Steven graduated with a Bachelor’s degree from Brigham Young University in 2009, and a Master’s degree from University of Utah in 2014. He has over 9 years of experience as a licensed CMHC and certified hypnotherapist. His areas of expertise include queer issues, faith transitions, shame, non-monogamous relationships, kink/BDSM, identity concerns, and codependency.

He is a former member of the Queer Therapist’s Guild of Utah, and has worked closely with the kink community in Chicago, teaching one or two classes per year. He has worked in private practices during his career, but has also spent time providing counseling services at a community sexual health clinic, and working with ComPsych, an Employee Assistance Program, both in Chicago.

Steven believes kindness and authenticity are the best ways to connect with other people. Past clients have dubbed him “Mr. Rogers”, because he listens “deeper” than other clinicians and allows space for a person’s humanity rather than getting lost in clinical diagnoses. Most of his clients are also planning to come with him after he wraps up at his other practice.

“The small breakthroughs when a client speaks kindly to themselves, allows themselves to make a mistake, lets go of something heavy or continues in the face of adversity, are all wonderful examples of how hard and beautiful it is to be human.

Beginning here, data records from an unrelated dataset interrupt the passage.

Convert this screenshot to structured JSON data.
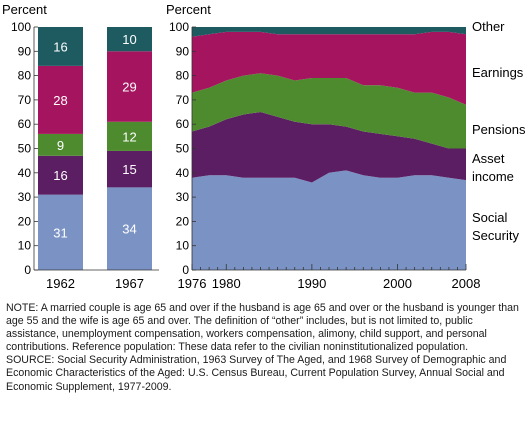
{
  "chart_data": [
    {
      "type": "bar",
      "stacked": true,
      "ylabel": "Percent",
      "ylim": [
        0,
        100
      ],
      "yticks": [
        0,
        10,
        20,
        30,
        40,
        50,
        60,
        70,
        80,
        90,
        100
      ],
      "categories": [
        "1962",
        "1967"
      ],
      "series": [
        {
          "name": "Social Security",
          "values": [
            31,
            34
          ],
          "color": "#7b93c4"
        },
        {
          "name": "Asset income",
          "values": [
            16,
            15
          ],
          "color": "#5b1e62"
        },
        {
          "name": "Pensions",
          "values": [
            9,
            12
          ],
          "color": "#4e8b2e"
        },
        {
          "name": "Earnings",
          "values": [
            28,
            29
          ],
          "color": "#a5155f"
        },
        {
          "name": "Other",
          "values": [
            16,
            10
          ],
          "color": "#1e5b61"
        }
      ]
    },
    {
      "type": "area",
      "stacked": true,
      "ylabel": "Percent",
      "ylim": [
        0,
        100
      ],
      "yticks": [
        0,
        10,
        20,
        30,
        40,
        50,
        60,
        70,
        80,
        90,
        100
      ],
      "xlim": [
        1976,
        2008
      ],
      "xticks": [
        "1976",
        "1980",
        "1990",
        "2000",
        "2008"
      ],
      "x": [
        1976,
        1978,
        1980,
        1982,
        1984,
        1986,
        1988,
        1990,
        1992,
        1994,
        1996,
        1998,
        2000,
        2002,
        2004,
        2006,
        2008
      ],
      "series": [
        {
          "name": "Social Security",
          "labels": [
            "Social",
            "Security"
          ],
          "color": "#7b93c4",
          "values": [
            38,
            39,
            39,
            38,
            38,
            38,
            38,
            36,
            40,
            41,
            39,
            38,
            38,
            39,
            39,
            38,
            37
          ]
        },
        {
          "name": "Asset income",
          "labels": [
            "Asset",
            "income"
          ],
          "color": "#5b1e62",
          "values": [
            19,
            20,
            23,
            26,
            27,
            25,
            23,
            24,
            20,
            18,
            18,
            18,
            17,
            15,
            13,
            12,
            13
          ]
        },
        {
          "name": "Pensions",
          "labels": [
            "Pensions"
          ],
          "color": "#4e8b2e",
          "values": [
            16,
            16,
            16,
            16,
            16,
            17,
            17,
            19,
            19,
            20,
            19,
            20,
            20,
            19,
            21,
            21,
            18
          ]
        },
        {
          "name": "Earnings",
          "labels": [
            "Earnings"
          ],
          "color": "#a5155f",
          "values": [
            23,
            22,
            20,
            18,
            17,
            17,
            19,
            18,
            18,
            18,
            21,
            21,
            22,
            24,
            25,
            27,
            29
          ]
        },
        {
          "name": "Other",
          "labels": [
            "Other"
          ],
          "color": "#1e5b61",
          "values": [
            4,
            3,
            2,
            2,
            2,
            3,
            3,
            3,
            3,
            3,
            3,
            3,
            3,
            3,
            2,
            2,
            3
          ]
        }
      ]
    }
  ],
  "notes": {
    "note": "NOTE: A married couple is age 65 and over if the husband is age 65 and over or the husband is younger than age 55 and the wife is age 65 and over. The definition of “other” includes, but is not limited to, public assistance, unemployment compensation, workers compensation, alimony, child support, and personal contributions. Reference population: These data refer to the civilian noninstitutionalized population.",
    "source": "SOURCE: Social Security Administration, 1963 Survey of The Aged, and 1968 Survey of Demographic and Economic Characteristics of the Aged: U.S. Census Bureau, Current Population Survey, Annual Social and Economic Supplement, 1977-2009."
  }
}
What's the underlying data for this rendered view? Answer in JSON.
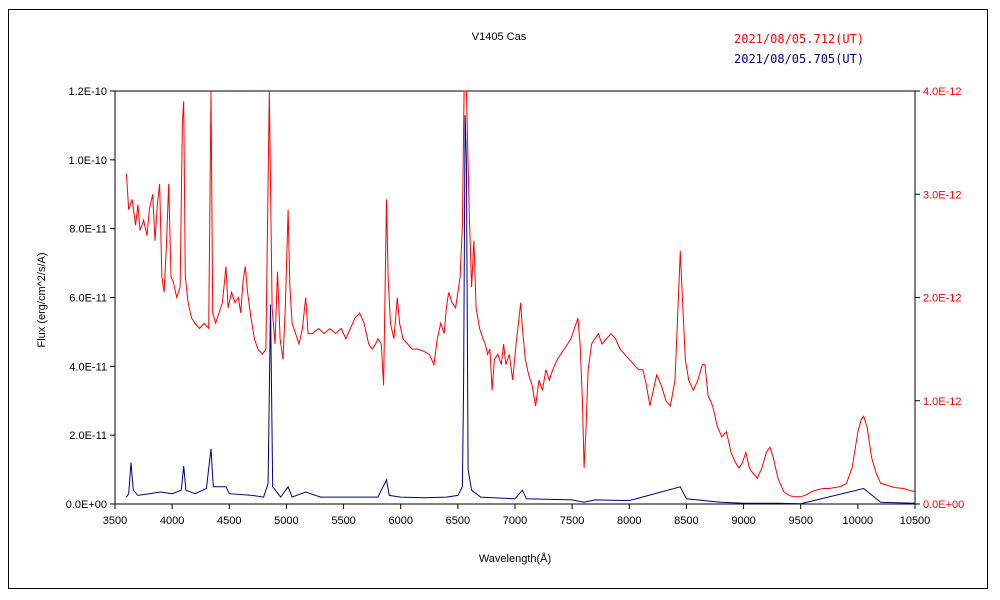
{
  "chart_data": {
    "type": "line",
    "title": "V1405 Cas",
    "xlabel": "Wavelength(Å)",
    "ylabel": "Flux (erg/cm^2/s/A)",
    "xlim": [
      3500,
      10500
    ],
    "ylim_left": [
      0,
      1.2e-10
    ],
    "ylim_right": [
      0,
      4e-12
    ],
    "x_ticks": [
      "3500",
      "4000",
      "4500",
      "5000",
      "5500",
      "6000",
      "6500",
      "7000",
      "7500",
      "8000",
      "8500",
      "9000",
      "9500",
      "10000",
      "10500"
    ],
    "y_left_ticks": [
      "0.0E+00",
      "2.0E-11",
      "4.0E-11",
      "6.0E-11",
      "8.0E-11",
      "1.0E-10",
      "1.2E-10"
    ],
    "y_right_ticks": [
      "0.0E+00",
      "1.0E-12",
      "2.0E-12",
      "3.0E-12",
      "4.0E-12"
    ],
    "grid": false,
    "legend_position": "top-right",
    "series": [
      {
        "name": "2021/08/05.712(UT)",
        "axis": "right",
        "color": "#ff0000",
        "points": [
          [
            3600,
            3.2e-12
          ],
          [
            3620,
            2.85e-12
          ],
          [
            3650,
            2.95e-12
          ],
          [
            3680,
            2.7e-12
          ],
          [
            3700,
            2.9e-12
          ],
          [
            3720,
            2.65e-12
          ],
          [
            3750,
            2.75e-12
          ],
          [
            3780,
            2.6e-12
          ],
          [
            3800,
            2.85e-12
          ],
          [
            3830,
            3e-12
          ],
          [
            3850,
            2.55e-12
          ],
          [
            3870,
            2.9e-12
          ],
          [
            3890,
            3.1e-12
          ],
          [
            3910,
            2.2e-12
          ],
          [
            3930,
            2.05e-12
          ],
          [
            3950,
            2.5e-12
          ],
          [
            3970,
            3.1e-12
          ],
          [
            3990,
            2.2e-12
          ],
          [
            4010,
            2.15e-12
          ],
          [
            4040,
            2e-12
          ],
          [
            4070,
            2.1e-12
          ],
          [
            4090,
            3.7e-12
          ],
          [
            4101,
            3.9e-12
          ],
          [
            4115,
            2.2e-12
          ],
          [
            4140,
            1.95e-12
          ],
          [
            4170,
            1.8e-12
          ],
          [
            4200,
            1.75e-12
          ],
          [
            4240,
            1.7e-12
          ],
          [
            4280,
            1.75e-12
          ],
          [
            4320,
            1.7e-12
          ],
          [
            4340,
            4.5e-12
          ],
          [
            4355,
            1.85e-12
          ],
          [
            4380,
            1.75e-12
          ],
          [
            4410,
            1.85e-12
          ],
          [
            4440,
            1.95e-12
          ],
          [
            4471,
            2.3e-12
          ],
          [
            4490,
            1.9e-12
          ],
          [
            4520,
            2.05e-12
          ],
          [
            4550,
            1.95e-12
          ],
          [
            4580,
            2e-12
          ],
          [
            4600,
            1.85e-12
          ],
          [
            4620,
            2.15e-12
          ],
          [
            4640,
            2.3e-12
          ],
          [
            4660,
            2.05e-12
          ],
          [
            4690,
            1.8e-12
          ],
          [
            4720,
            1.6e-12
          ],
          [
            4750,
            1.5e-12
          ],
          [
            4790,
            1.45e-12
          ],
          [
            4820,
            1.5e-12
          ],
          [
            4850,
            4.5e-12
          ],
          [
            4875,
            1.9e-12
          ],
          [
            4900,
            1.55e-12
          ],
          [
            4922,
            2.25e-12
          ],
          [
            4945,
            1.6e-12
          ],
          [
            4970,
            1.4e-12
          ],
          [
            4990,
            1.9e-12
          ],
          [
            5015,
            2.85e-12
          ],
          [
            5030,
            2.1e-12
          ],
          [
            5050,
            1.75e-12
          ],
          [
            5080,
            1.65e-12
          ],
          [
            5110,
            1.55e-12
          ],
          [
            5140,
            1.7e-12
          ],
          [
            5169,
            2e-12
          ],
          [
            5190,
            1.65e-12
          ],
          [
            5230,
            1.65e-12
          ],
          [
            5280,
            1.7e-12
          ],
          [
            5330,
            1.65e-12
          ],
          [
            5380,
            1.7e-12
          ],
          [
            5430,
            1.65e-12
          ],
          [
            5480,
            1.7e-12
          ],
          [
            5520,
            1.6e-12
          ],
          [
            5560,
            1.7e-12
          ],
          [
            5600,
            1.8e-12
          ],
          [
            5640,
            1.85e-12
          ],
          [
            5680,
            1.75e-12
          ],
          [
            5720,
            1.55e-12
          ],
          [
            5750,
            1.5e-12
          ],
          [
            5780,
            1.55e-12
          ],
          [
            5800,
            1.6e-12
          ],
          [
            5830,
            1.55e-12
          ],
          [
            5850,
            1.15e-12
          ],
          [
            5876,
            2.95e-12
          ],
          [
            5890,
            2.2e-12
          ],
          [
            5910,
            1.75e-12
          ],
          [
            5940,
            1.6e-12
          ],
          [
            5970,
            2e-12
          ],
          [
            5990,
            1.75e-12
          ],
          [
            6020,
            1.6e-12
          ],
          [
            6060,
            1.55e-12
          ],
          [
            6100,
            1.5e-12
          ],
          [
            6150,
            1.5e-12
          ],
          [
            6200,
            1.48e-12
          ],
          [
            6250,
            1.45e-12
          ],
          [
            6290,
            1.35e-12
          ],
          [
            6320,
            1.6e-12
          ],
          [
            6350,
            1.75e-12
          ],
          [
            6380,
            1.65e-12
          ],
          [
            6400,
            1.9e-12
          ],
          [
            6420,
            2.05e-12
          ],
          [
            6450,
            1.95e-12
          ],
          [
            6480,
            1.9e-12
          ],
          [
            6500,
            2.05e-12
          ],
          [
            6520,
            2.2e-12
          ],
          [
            6540,
            2.7e-12
          ],
          [
            6555,
            4.5e-12
          ],
          [
            6575,
            4.5e-12
          ],
          [
            6600,
            2.8e-12
          ],
          [
            6620,
            2.1e-12
          ],
          [
            6640,
            2.55e-12
          ],
          [
            6660,
            1.9e-12
          ],
          [
            6690,
            1.7e-12
          ],
          [
            6720,
            1.6e-12
          ],
          [
            6740,
            1.55e-12
          ],
          [
            6760,
            1.45e-12
          ],
          [
            6780,
            1.5e-12
          ],
          [
            6800,
            1.1e-12
          ],
          [
            6820,
            1.4e-12
          ],
          [
            6850,
            1.45e-12
          ],
          [
            6880,
            1.35e-12
          ],
          [
            6900,
            1.55e-12
          ],
          [
            6920,
            1.35e-12
          ],
          [
            6950,
            1.45e-12
          ],
          [
            6980,
            1.2e-12
          ],
          [
            7010,
            1.55e-12
          ],
          [
            7050,
            1.95e-12
          ],
          [
            7065,
            1.7e-12
          ],
          [
            7090,
            1.4e-12
          ],
          [
            7120,
            1.25e-12
          ],
          [
            7150,
            1.15e-12
          ],
          [
            7180,
            9.5e-13
          ],
          [
            7210,
            1.2e-12
          ],
          [
            7240,
            1.1e-12
          ],
          [
            7270,
            1.3e-12
          ],
          [
            7300,
            1.2e-12
          ],
          [
            7330,
            1.3e-12
          ],
          [
            7370,
            1.4e-12
          ],
          [
            7400,
            1.45e-12
          ],
          [
            7430,
            1.5e-12
          ],
          [
            7460,
            1.55e-12
          ],
          [
            7490,
            1.6e-12
          ],
          [
            7520,
            1.7e-12
          ],
          [
            7550,
            1.8e-12
          ],
          [
            7570,
            1.55e-12
          ],
          [
            7590,
            1e-12
          ],
          [
            7605,
            3.5e-13
          ],
          [
            7620,
            7e-13
          ],
          [
            7640,
            1.3e-12
          ],
          [
            7670,
            1.55e-12
          ],
          [
            7700,
            1.6e-12
          ],
          [
            7730,
            1.65e-12
          ],
          [
            7760,
            1.55e-12
          ],
          [
            7800,
            1.6e-12
          ],
          [
            7840,
            1.65e-12
          ],
          [
            7880,
            1.6e-12
          ],
          [
            7920,
            1.5e-12
          ],
          [
            7960,
            1.45e-12
          ],
          [
            8000,
            1.4e-12
          ],
          [
            8040,
            1.35e-12
          ],
          [
            8080,
            1.3e-12
          ],
          [
            8120,
            1.3e-12
          ],
          [
            8150,
            1.15e-12
          ],
          [
            8180,
            9.5e-13
          ],
          [
            8210,
            1.1e-12
          ],
          [
            8240,
            1.25e-12
          ],
          [
            8280,
            1.15e-12
          ],
          [
            8320,
            1e-12
          ],
          [
            8360,
            9.5e-13
          ],
          [
            8400,
            1.2e-12
          ],
          [
            8430,
            2e-12
          ],
          [
            8446,
            2.45e-12
          ],
          [
            8460,
            2.1e-12
          ],
          [
            8490,
            1.4e-12
          ],
          [
            8520,
            1.2e-12
          ],
          [
            8560,
            1.1e-12
          ],
          [
            8600,
            1.2e-12
          ],
          [
            8640,
            1.35e-12
          ],
          [
            8662,
            1.35e-12
          ],
          [
            8690,
            1.05e-12
          ],
          [
            8730,
            9.5e-13
          ],
          [
            8770,
            7.5e-13
          ],
          [
            8810,
            6.5e-13
          ],
          [
            8850,
            7e-13
          ],
          [
            8890,
            5e-13
          ],
          [
            8930,
            4e-13
          ],
          [
            8960,
            3.5e-13
          ],
          [
            8990,
            4e-13
          ],
          [
            9020,
            5e-13
          ],
          [
            9050,
            3.5e-13
          ],
          [
            9080,
            3e-13
          ],
          [
            9120,
            2.5e-13
          ],
          [
            9160,
            3.5e-13
          ],
          [
            9200,
            5e-13
          ],
          [
            9230,
            5.5e-13
          ],
          [
            9260,
            4.5e-13
          ],
          [
            9300,
            2.5e-13
          ],
          [
            9350,
            1.2e-13
          ],
          [
            9400,
            8e-14
          ],
          [
            9450,
            7e-14
          ],
          [
            9500,
            7e-14
          ],
          [
            9550,
            9e-14
          ],
          [
            9600,
            1.2e-13
          ],
          [
            9650,
            1.4e-13
          ],
          [
            9700,
            1.5e-13
          ],
          [
            9750,
            1.5e-13
          ],
          [
            9800,
            1.6e-13
          ],
          [
            9850,
            1.7e-13
          ],
          [
            9900,
            2e-13
          ],
          [
            9950,
            3.5e-13
          ],
          [
            10000,
            7e-13
          ],
          [
            10030,
            8.2e-13
          ],
          [
            10050,
            8.5e-13
          ],
          [
            10080,
            7.5e-13
          ],
          [
            10120,
            4.5e-13
          ],
          [
            10160,
            3e-13
          ],
          [
            10200,
            2e-13
          ],
          [
            10260,
            1.8e-13
          ],
          [
            10320,
            1.6e-13
          ],
          [
            10400,
            1.5e-13
          ],
          [
            10460,
            1.3e-13
          ],
          [
            10500,
            1.2e-13
          ]
        ]
      },
      {
        "name": "2021/08/05.705(UT)",
        "axis": "left",
        "color": "#000080",
        "points": [
          [
            3600,
            2e-12
          ],
          [
            3620,
            3e-12
          ],
          [
            3640,
            1.2e-11
          ],
          [
            3660,
            4e-12
          ],
          [
            3700,
            2.5e-12
          ],
          [
            3800,
            3e-12
          ],
          [
            3900,
            3.5e-12
          ],
          [
            4000,
            3e-12
          ],
          [
            4080,
            4e-12
          ],
          [
            4101,
            1.1e-11
          ],
          [
            4120,
            4e-12
          ],
          [
            4200,
            3e-12
          ],
          [
            4300,
            4.5e-12
          ],
          [
            4340,
            1.6e-11
          ],
          [
            4360,
            5e-12
          ],
          [
            4471,
            5e-12
          ],
          [
            4500,
            3e-12
          ],
          [
            4700,
            2.5e-12
          ],
          [
            4800,
            2e-12
          ],
          [
            4840,
            6e-12
          ],
          [
            4861,
            5.8e-11
          ],
          [
            4880,
            5e-12
          ],
          [
            4950,
            2e-12
          ],
          [
            5015,
            5e-12
          ],
          [
            5050,
            2e-12
          ],
          [
            5169,
            3.5e-12
          ],
          [
            5300,
            2e-12
          ],
          [
            5500,
            2e-12
          ],
          [
            5800,
            2e-12
          ],
          [
            5876,
            7e-12
          ],
          [
            5900,
            2.5e-12
          ],
          [
            6000,
            2e-12
          ],
          [
            6200,
            1.8e-12
          ],
          [
            6400,
            2e-12
          ],
          [
            6500,
            2.5e-12
          ],
          [
            6540,
            5e-12
          ],
          [
            6550,
            3.5e-11
          ],
          [
            6563,
            1.13e-10
          ],
          [
            6575,
            1e-10
          ],
          [
            6590,
            1e-11
          ],
          [
            6620,
            4e-12
          ],
          [
            6700,
            2e-12
          ],
          [
            7000,
            1.5e-12
          ],
          [
            7065,
            4e-12
          ],
          [
            7100,
            1.5e-12
          ],
          [
            7500,
            1.2e-12
          ],
          [
            7605,
            5e-13
          ],
          [
            7700,
            1.2e-12
          ],
          [
            8000,
            1e-12
          ],
          [
            8446,
            5e-12
          ],
          [
            8500,
            1.5e-12
          ],
          [
            8800,
            5e-13
          ],
          [
            9000,
            2e-13
          ],
          [
            9300,
            2e-13
          ],
          [
            9500,
            1e-13
          ],
          [
            10050,
            4.5e-12
          ],
          [
            10200,
            5e-13
          ],
          [
            10500,
            2e-13
          ]
        ]
      }
    ]
  }
}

I don’t believe it’s possible for anyone to hate themselves into change. It can only come from love.”

The youngest of three boys, his family is originally from South Africa. He has visited 3 times, and traveled to 22 countries, as well as most of the United States, including Alaska and Hawaii 24 times. Steven originally wanted to be a pilot and loves airplanes. If one is flying overhead, he can probably identify what type it is. A fan of Utah snow, he likes to snowboard in the winter, and enjoys creative reality shows, like cooking, baking, home remodels, and others. He can play the violin and double bass, and has played in orchestras and symphonies, including Carnegie Hall at age 16. He has also seen 4 of the 7 natural wonders of the world.

Steven’s older brother died in a car accident after quitting heroin, a loss that deeply impacted his life. Because of this, he has an acute understanding of the difficulties surrounding grief, loss, addiction and trauma. Also, after growing up in the Mormon faith, being a queer kid in Utah, coming out at BYU, and experiencing religious trauma, Steven began attending therapy himself. He regularly attends a support group to keep his skills sharp, and practices kindness and acceptance around his own difficulties. His experiences make him uniquely qualified to serve his clients and also provide him with a strategic vantage point regarding shame. He is better able to meet people where they are, and create a place of acceptance rather than expectations for change.

He is passionate about queer rights, and that no human being is illegal. Working within the queer community has allowed him to sit with and explore a variety of different identities, and how the stories people tell themselves about who they are, come to reflect their reality.

“I do my best to foster an individual’s sense of self worth. Life isn’t about loving yourself, it’s learning to love ‘being’ yourself!”

The most important lesson Steven wants people to learn is that better mental health is a slow, thoughtful, intentional process. Thinking your way to a better way of living isn’t possible. You have to make choices, and live them, in order to improve things. The purpose of therapy isn’t happiness, but acceptance of the ups and downs of life.